While most of the former Arab villages and towns are long gone, the collective memory lives on.

“It’s amazing how the Palestinians keep those memories alive. Most of them in the traditional way, from stories told by their fathers and grandfathers,” said Umar al-Ghubari, a Palestinian educator who works for Zochrot.

A Tel Aviv-based NGO, Zochrot was originally formed by a group of Israeli Jews with a goal to “promote acknowledgement, responsibility and accountability” for the emptied Palestinian villages and campaign for the right of return of these communities.

The first step is to spread awareness, al-Ghubari said. Zochrot operates in Hebrew, publishing information materials, organizing tours and collecting testimonies.

Al-Ghubari acknowledges that Zochrot’s work runs counter to the mainstream Israeli narrative, which tends to gloss over the issue of Palestinian expulsions during the war, preferring to highlight the contentious idea that the desert only started ‘blooming’ once Israel was founded.

Earlier this year, Israel and its allies including the United States and other Western nations skipped the first ever event at the United Nations marking the 75th anniversary of the Nakba – coinciding with the 75th anniversary of Israel’s founding.

The Israeli government rejects Nakba commemorations, with Israel’s Ambassador to the UN Gilad Erdan saying they “only serve to demonize Israel and further push away any chance for reconciliation.”

Al-Ghubari said that one of Zochrot’s missions is to make Israeli people more aware of the history, however uncomfortable it is.

But it’s hard going, he said. Zochrot has in the past tried to install information signs at the sites of the destroyed villages.

“We put signs up in these locations, but unfortunately, these signs would be removed almost immediately within few hours of few days because some Israelis when they come to that place, they don’t like the idea of that information being there,” he said. Al-Ghubari does not know who took the signs down.

No choice but to leave

Most people who live in Gaza today still identify as Palestinian refugees and refer to the towns and villages their ancestors were forced to flee as their homes – even if their families have now lived in the enclave for several generations.

In 1967, Israel captured Gaza during the Six-Day War with Egypt, Jordan and Syria, and held it for nearly 40 years before withdrawing troops and Israelis settlers in 2005. After Hamas took power inside the enclave two years later, Israel and Egypt, which continued to have full control over entry and exit points to the enclave, including the sea, imposed a blockade that critics say transformed it into “the world’s largest open-air prison.”

Taghrid Ebead is only 35, but she too has a strong sense of belonging to al-Majdal.

“We were evacuated in 1948 to Gaza,” she said. Ebead said she grew up wondering what drove her ancestors to flee al-Majdal, asking herself why they left their home, why they would allow it to happen.

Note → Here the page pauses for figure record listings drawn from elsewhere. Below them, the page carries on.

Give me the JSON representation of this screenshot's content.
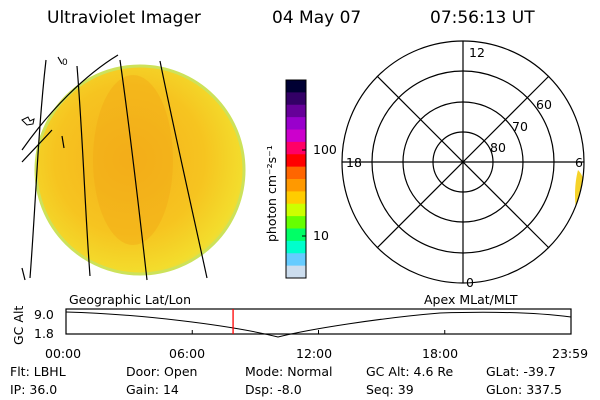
{
  "header": {
    "instrument": "Ultraviolet Imager",
    "date": "04 May 07",
    "time": "07:56:13 UT"
  },
  "left_panel": {
    "caption": "Geographic Lat/Lon",
    "corner_glyph": "0"
  },
  "colorbar": {
    "unit_label": "photon cm⁻²s⁻¹",
    "tick_labels": [
      "100",
      "10"
    ],
    "colors": [
      "#000033",
      "#330066",
      "#660099",
      "#9900cc",
      "#cc00cc",
      "#ff0066",
      "#ff0000",
      "#ff6600",
      "#ff9900",
      "#ffcc00",
      "#ccff00",
      "#66ff00",
      "#00ff66",
      "#00ffcc",
      "#66ccff",
      "#ccddee"
    ]
  },
  "right_panel": {
    "caption": "Apex MLat/MLT",
    "mlt_labels": [
      "12",
      "18",
      "6",
      "0"
    ],
    "mlat_labels": [
      "60",
      "70",
      "80"
    ]
  },
  "altitude_plot": {
    "ylabel": "GC Alt",
    "y_ticks": [
      "9.0",
      "1.8"
    ],
    "x_ticks": [
      "00:00",
      "06:00",
      "12:00",
      "18:00",
      "23:59"
    ],
    "marker_time_hours": 7.94,
    "marker_color": "#ff0000"
  },
  "info": {
    "row1": [
      {
        "label": "Flt:",
        "value": "LBHL"
      },
      {
        "label": "Door:",
        "value": "Open"
      },
      {
        "label": "Mode:",
        "value": "Normal"
      },
      {
        "label": "GC Alt:",
        "value": "4.6 Re"
      },
      {
        "label": "GLat:",
        "value": "-39.7"
      }
    ],
    "row2": [
      {
        "label": "IP:",
        "value": "36.0"
      },
      {
        "label": "Gain:",
        "value": "14"
      },
      {
        "label": "Dsp:",
        "value": "-8.0"
      },
      {
        "label": "Seq:",
        "value": "39"
      },
      {
        "label": "GLon:",
        "value": "337.5"
      }
    ]
  },
  "colors": {
    "disk_fill": "#f6c420",
    "disk_edge": "#dfe24a",
    "aurora_edge": "#f2ee3a"
  }
}
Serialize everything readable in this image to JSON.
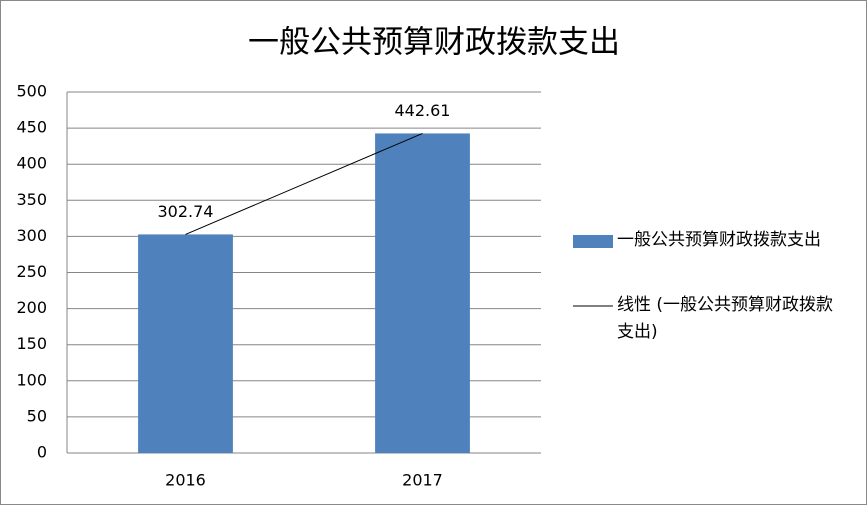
{
  "chart_data": {
    "type": "bar",
    "title": "一般公共预算财政拨款支出",
    "categories": [
      "2016",
      "2017"
    ],
    "series": [
      {
        "name": "一般公共预算财政拨款支出",
        "color": "#4f81bd",
        "values": [
          302.74,
          442.61
        ]
      }
    ],
    "trendline": {
      "name": "线性 (一般公共预算财政拨款支出)",
      "color": "#000000"
    },
    "ylim": [
      0,
      500
    ],
    "yticks": [
      0,
      50,
      100,
      150,
      200,
      250,
      300,
      350,
      400,
      450,
      500
    ],
    "grid": true,
    "legend": "right"
  }
}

“I used to say that we will not do it again. We will not repeat it. It’s impossible to do what our families and grandfathers did,” she said.

Then IDF leaflets ordering her to evacuate started dropping from the sky, encouraging residents to move south as the Israeli air force ramped up its operation. Amid the constant airstrikes, she decided she had no choice but to leave her home in Gaza City.

The family of seven fled on foot and ended up in Khan Younis, some 20 miles south of Gaza City.

“We faced many difficulties, a lot of shelling everywhere,” she said. “We came to Khan Younis and here was nothing. The first day I slept on dust and we had no covers. A week has passed and my son is ill. We hope to go back. We have suffered a lot, we can’t cope.”

She said that now, she finally understands why her ancestors fled their homes.

“It is the fear for our children and destruction and death that made (us) leave. To our children, this will not be history because they are living it, they have seen it,” she said.